En effet, Pela dépassait Puppino d’une bonne tête et demie, ce qui déterminait l’ordre du décollage: Puppino devait impérativement être le premier à s’envoler parce que Pela pouvait l'assurer à la sangle. Mais Puppino n’était pas sûr du coup, et ils argumentèrent encore un bon moment. Finalement, Pelagatti put convaincre son ami de se préparer. Ce ne fut pas facile de déplier le parapente sur le terrain, car nos amis étaient nerveux et le vent ne leur facilitait pas la tâche. Les premiers paras n’avaient heureusement pas encore beaucoup de suspentes, mais le tissu avait besoin d’une main forte pour ne pas s’envoler.
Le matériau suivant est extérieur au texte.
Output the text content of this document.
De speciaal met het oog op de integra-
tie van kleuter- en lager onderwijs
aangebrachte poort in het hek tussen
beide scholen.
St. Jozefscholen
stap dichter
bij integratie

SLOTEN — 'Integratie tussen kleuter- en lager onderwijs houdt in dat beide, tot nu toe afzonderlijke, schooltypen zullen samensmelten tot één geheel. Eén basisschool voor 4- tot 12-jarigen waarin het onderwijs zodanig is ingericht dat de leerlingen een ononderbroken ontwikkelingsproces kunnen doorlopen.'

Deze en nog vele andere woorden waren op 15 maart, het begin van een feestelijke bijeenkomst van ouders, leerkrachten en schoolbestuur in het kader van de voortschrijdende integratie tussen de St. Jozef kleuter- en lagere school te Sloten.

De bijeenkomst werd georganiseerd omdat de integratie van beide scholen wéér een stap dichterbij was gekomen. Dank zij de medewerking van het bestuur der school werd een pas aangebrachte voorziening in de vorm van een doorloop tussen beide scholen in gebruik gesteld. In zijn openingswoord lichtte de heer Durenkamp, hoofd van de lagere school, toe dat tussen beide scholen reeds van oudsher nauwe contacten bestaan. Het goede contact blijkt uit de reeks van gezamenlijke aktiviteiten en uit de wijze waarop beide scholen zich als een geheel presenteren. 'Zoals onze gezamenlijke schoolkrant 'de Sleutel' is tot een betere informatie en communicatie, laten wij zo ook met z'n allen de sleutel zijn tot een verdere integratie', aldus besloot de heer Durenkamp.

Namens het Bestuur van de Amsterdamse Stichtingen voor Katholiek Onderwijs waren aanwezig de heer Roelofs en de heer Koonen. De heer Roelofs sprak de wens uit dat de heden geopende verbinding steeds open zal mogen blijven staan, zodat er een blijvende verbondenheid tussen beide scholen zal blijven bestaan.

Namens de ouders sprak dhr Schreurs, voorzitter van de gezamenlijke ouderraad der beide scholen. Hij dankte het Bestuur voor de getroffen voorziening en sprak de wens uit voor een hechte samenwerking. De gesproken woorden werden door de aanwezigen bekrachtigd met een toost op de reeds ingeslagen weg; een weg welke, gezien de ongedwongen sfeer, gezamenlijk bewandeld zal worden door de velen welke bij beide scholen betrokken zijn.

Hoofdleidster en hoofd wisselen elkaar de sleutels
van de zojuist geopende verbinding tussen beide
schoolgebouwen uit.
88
Ils mirent alors, avec beaucoup de délicatesse, des cailloux ça et là sur les bords du parapente. Celui-ci était sacré et presque mieux traité que leurs copines, qui, bien souvent, passaient des heures à attendre leur chéri.

Puppino mit le harnais et le casque, tandis que Pelagatti l’assura par la ventrale. Il n’arrêtait pas de parler et lui donnait mille et un conseils. Puppino, par contre se taisait. Il avait une boule dans l’estomac qui lui clouait la bouche. Les explications de Pela ne devinrent plus qu’un brouhaha qui se mélangea avec le souffle du vent qui emportait tout avec lui. De temps à autre le vent diminuait et la tension montait. A chaque fois, Puppino pensait “maintenant ou jamais”. Et chaque fois, il attendait que le vent faiblisse encore un peu, en vain! Il devait dépasser sa peur et s’y lancer. “Pronto Puppino?”- “Attends..., oui”. Pela tira avec toutes ses forces à la ventrale. Puppino fût un peu surpris, fût arraché de l’herbe avant qu’il ne s’en rendit compte et courut dans le vide comme s’il y avait une course à gagner. Une rafale violente obligea Pelagatti à lâcher presque immédiatement et le pilote fut projeté comme un bouchon de champagne dans la troisième dimension. En quelques secondes, il gagna plusieurs dizaines de mètres et resta comme accroché là-haut. Son coeur battait follement et il osait à peine bouger les doigts. Plus suspendu qu’assis dans son harnais, il attendit de se stabiliser sous son para, puis jeta un coup d’oeil vers le bas. Il était scotché, immobile dans un océan de silence. Au moins il ne montait plus! “Luca, Luca, chè faccio"! Seule le vent lui répondit avec son susurrement régulier. ”Qu’est-ce que je dois faire”! cria-t-il plus fort. Toujours pas de réponse. Entre temps, il s’était assis un peu plus confortablement dans sa sellette et il trouva le courage de regarder encore une fois en bas, un peu mieux cette fois-ci. “La madonna! Luca , lève-toi. Qu’est-ce qui s’est passé”? Pela gisait dans l’herbe et ne répondait pas. En ce moment, notre petit héros fut pris de la trouille de sa vie. Il ne pouvait bouger dans aucune direction et son amie était apparémment sans vie, juste en dessous de lui. Tout d’un coup, il se senti seul et abandonné.

Après quelques minutes, Luca commença à bouger et se mit debout. ”Cazzo, i miei coglioni. Mi hai colpito pieno nel paese basso”.”Quelle coulions, tu m’as frappé en plein .......... . Ca fait combien de temps que tu es là-haut?” Puppino fut soulagé, ce qui ne modifia pas pour autant sa situation. Il avait besoin de l’assistance morale de Luca pendant encore une bonne demi-heure. Luca lui affirma que le vent faiblirait à coup sûr au coucher du soleil. Complètement épuisé et à la dernière lumière du soleil, il atterrit enfin au fond dela vallée. Quel bonheur de toucher la mère terre!

Leurs compagnons de vol les attendaient à la place de l’atterrissage, car il était prévu de partager un repas à la fin dela journée. Avec de la bonne “pasta” et du vin ils racontèrent leur aventure, et plus la soiré avançait, plus l’histoire prenait de l’ampleur. La peur était passée et la joie de vivre avait pris le dessus.

Ils racontent encore aujourd’hui leur aventure avec beaucoup de passion, mais chacun à sa façon.